Hoover Dam: Taming the Colorado River and Powering Millions
06 March 2012
Hoover Dam at night
BOB DOUGHTY: This is Bob Doughty.
STEVE EMBER: And this is Steve Ember with EXPLORATIONS in VOA Special English. Today we tell about Hoover Dam.
(MUSIC)
BOB DOUGHTY: Our report today about Hoover Dam must begin with the Colorado River. This river made the dam necessary. The Colorado River begins high in the Rocky Mountains. It begins slowly, during the dark months of winter. Heavy snow falls on the Rocky Mountains.
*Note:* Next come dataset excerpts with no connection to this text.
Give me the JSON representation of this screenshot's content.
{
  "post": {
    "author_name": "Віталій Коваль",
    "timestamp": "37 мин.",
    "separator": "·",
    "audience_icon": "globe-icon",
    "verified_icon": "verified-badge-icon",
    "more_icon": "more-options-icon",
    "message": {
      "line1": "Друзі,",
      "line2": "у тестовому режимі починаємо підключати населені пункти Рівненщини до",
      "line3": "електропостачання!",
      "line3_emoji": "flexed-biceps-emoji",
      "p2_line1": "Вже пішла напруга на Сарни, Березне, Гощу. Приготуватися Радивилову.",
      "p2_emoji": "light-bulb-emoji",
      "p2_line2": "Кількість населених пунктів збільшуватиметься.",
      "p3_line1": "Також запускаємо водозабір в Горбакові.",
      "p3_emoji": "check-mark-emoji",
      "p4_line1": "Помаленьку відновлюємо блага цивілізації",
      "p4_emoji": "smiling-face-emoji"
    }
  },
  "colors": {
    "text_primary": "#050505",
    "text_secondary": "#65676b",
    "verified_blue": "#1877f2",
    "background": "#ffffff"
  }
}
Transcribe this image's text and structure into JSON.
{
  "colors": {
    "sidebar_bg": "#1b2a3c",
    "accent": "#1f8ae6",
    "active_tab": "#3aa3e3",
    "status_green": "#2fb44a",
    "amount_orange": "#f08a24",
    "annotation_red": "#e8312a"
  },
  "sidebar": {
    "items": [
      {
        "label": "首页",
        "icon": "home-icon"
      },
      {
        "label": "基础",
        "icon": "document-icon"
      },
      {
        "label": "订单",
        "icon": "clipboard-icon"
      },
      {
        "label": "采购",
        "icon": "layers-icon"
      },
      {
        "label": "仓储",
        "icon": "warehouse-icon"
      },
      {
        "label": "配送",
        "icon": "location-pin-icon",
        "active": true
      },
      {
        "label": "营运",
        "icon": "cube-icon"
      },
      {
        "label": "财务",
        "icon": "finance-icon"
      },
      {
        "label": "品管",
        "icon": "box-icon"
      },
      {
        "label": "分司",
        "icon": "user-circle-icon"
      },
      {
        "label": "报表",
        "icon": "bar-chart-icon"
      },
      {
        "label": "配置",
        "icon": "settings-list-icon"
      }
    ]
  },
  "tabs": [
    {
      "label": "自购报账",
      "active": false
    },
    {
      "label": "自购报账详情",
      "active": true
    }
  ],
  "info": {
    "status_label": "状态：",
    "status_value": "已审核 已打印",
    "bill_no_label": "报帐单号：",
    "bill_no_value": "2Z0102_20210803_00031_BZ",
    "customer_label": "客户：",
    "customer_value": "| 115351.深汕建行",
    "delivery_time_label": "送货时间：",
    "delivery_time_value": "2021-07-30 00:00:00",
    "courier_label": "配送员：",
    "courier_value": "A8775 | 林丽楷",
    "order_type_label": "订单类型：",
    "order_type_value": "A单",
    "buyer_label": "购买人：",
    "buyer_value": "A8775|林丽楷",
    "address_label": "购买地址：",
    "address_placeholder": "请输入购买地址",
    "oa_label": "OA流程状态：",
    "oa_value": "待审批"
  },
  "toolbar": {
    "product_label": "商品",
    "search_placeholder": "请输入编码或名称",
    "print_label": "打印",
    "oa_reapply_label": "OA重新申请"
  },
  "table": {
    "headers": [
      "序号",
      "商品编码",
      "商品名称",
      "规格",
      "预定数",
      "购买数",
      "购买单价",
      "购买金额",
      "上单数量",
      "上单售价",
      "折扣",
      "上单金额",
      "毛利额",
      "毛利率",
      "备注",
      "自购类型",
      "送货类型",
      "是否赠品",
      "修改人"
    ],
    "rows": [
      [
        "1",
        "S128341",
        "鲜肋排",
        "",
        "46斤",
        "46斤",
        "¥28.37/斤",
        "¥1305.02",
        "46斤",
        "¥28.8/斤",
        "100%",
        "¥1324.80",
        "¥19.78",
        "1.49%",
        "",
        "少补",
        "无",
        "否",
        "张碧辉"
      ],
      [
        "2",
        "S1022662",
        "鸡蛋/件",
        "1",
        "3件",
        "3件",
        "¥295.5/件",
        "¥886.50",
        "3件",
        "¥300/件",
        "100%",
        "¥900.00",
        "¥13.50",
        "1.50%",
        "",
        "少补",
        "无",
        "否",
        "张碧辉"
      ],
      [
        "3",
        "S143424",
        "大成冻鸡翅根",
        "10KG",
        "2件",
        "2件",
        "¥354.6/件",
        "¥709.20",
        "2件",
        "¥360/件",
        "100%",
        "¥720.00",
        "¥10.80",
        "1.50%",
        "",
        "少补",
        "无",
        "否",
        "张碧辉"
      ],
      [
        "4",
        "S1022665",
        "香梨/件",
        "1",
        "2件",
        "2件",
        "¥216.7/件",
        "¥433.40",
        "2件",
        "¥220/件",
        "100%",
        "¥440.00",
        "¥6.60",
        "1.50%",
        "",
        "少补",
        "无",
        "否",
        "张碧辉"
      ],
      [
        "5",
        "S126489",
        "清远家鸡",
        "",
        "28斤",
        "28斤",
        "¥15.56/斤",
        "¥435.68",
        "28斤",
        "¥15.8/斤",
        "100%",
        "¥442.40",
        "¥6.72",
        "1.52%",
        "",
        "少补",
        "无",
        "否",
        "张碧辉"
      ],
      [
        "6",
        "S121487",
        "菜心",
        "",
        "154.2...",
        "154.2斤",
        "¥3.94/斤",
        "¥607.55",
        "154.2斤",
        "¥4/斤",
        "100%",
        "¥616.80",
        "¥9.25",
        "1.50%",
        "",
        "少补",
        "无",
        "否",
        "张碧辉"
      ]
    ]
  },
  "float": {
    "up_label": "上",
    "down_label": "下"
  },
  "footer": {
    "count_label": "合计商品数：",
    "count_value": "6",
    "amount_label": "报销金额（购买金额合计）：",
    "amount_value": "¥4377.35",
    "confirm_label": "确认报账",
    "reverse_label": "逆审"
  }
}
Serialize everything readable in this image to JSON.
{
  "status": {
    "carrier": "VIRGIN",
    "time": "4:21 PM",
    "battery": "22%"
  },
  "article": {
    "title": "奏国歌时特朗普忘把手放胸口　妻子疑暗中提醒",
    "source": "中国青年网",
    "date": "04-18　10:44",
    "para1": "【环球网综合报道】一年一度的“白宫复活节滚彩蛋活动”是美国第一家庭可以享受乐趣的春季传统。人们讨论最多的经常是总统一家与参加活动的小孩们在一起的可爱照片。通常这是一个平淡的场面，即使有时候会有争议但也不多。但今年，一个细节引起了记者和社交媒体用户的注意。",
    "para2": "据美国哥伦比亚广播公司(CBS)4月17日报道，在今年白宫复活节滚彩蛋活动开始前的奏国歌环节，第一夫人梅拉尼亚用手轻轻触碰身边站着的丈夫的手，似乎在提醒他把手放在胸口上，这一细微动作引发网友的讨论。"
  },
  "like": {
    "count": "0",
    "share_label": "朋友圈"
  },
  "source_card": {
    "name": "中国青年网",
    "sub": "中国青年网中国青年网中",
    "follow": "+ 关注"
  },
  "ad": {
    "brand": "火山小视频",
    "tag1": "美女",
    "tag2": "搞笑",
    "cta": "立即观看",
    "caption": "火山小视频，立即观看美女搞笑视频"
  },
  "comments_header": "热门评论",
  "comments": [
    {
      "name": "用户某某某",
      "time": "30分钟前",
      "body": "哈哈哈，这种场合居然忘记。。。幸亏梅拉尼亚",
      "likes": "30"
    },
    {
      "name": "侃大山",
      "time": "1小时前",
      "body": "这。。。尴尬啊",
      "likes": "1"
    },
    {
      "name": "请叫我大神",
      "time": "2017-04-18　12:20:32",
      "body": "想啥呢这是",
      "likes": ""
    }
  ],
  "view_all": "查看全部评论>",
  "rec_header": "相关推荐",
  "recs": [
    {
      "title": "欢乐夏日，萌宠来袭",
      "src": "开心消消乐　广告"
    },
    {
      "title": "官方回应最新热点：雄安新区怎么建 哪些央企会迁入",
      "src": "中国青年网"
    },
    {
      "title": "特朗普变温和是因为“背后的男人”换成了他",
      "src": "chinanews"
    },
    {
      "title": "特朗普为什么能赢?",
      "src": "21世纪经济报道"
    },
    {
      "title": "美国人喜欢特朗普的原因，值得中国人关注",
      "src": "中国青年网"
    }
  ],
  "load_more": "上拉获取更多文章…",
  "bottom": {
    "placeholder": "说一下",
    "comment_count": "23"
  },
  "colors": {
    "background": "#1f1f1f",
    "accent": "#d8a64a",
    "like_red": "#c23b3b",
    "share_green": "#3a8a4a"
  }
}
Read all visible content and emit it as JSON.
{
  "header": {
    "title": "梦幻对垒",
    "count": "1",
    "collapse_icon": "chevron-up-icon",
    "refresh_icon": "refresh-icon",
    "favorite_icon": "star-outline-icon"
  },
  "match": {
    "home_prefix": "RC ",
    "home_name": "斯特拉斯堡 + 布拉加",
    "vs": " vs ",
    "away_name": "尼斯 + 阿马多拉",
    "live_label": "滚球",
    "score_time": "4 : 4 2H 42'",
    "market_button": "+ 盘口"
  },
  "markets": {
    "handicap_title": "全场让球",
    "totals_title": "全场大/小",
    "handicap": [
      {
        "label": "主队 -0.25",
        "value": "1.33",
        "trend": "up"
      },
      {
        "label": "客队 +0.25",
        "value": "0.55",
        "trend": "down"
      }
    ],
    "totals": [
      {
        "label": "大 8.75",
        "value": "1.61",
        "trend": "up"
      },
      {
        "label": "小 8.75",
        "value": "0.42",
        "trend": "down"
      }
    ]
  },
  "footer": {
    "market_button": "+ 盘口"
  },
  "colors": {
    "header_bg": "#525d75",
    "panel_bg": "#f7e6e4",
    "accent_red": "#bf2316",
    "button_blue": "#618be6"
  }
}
The snow is so deep in some areas that it will stay on the ground well into the hot days of summer. But the snow does melt. Ice cold water travels down the mountains and forms several rivers -- the Gila River, the Green River, the Little Colorado, the San Juan, the Virgin and the Gunnison Rivers. These rivers link together and form the beginnings of the Colorado River. The Colorado River flows through, or provides water for, the states of Wyoming, Colorado, Utah, New Mexico, Arizona, Nevada and California. Then it crosses the border into Mexico.
STEVE EMBER: The Colorado River has always been extremely powerful. The river created the huge Grand Canyon. The violent water cut hundreds of meters deep into the desert floor of Arizona. The Grand Canyon is proof of the power of this great river.
The Grand Canyon was cut into the desert floor beginning thousands of years ago. But the power of this river has been demonstrated in more modern times.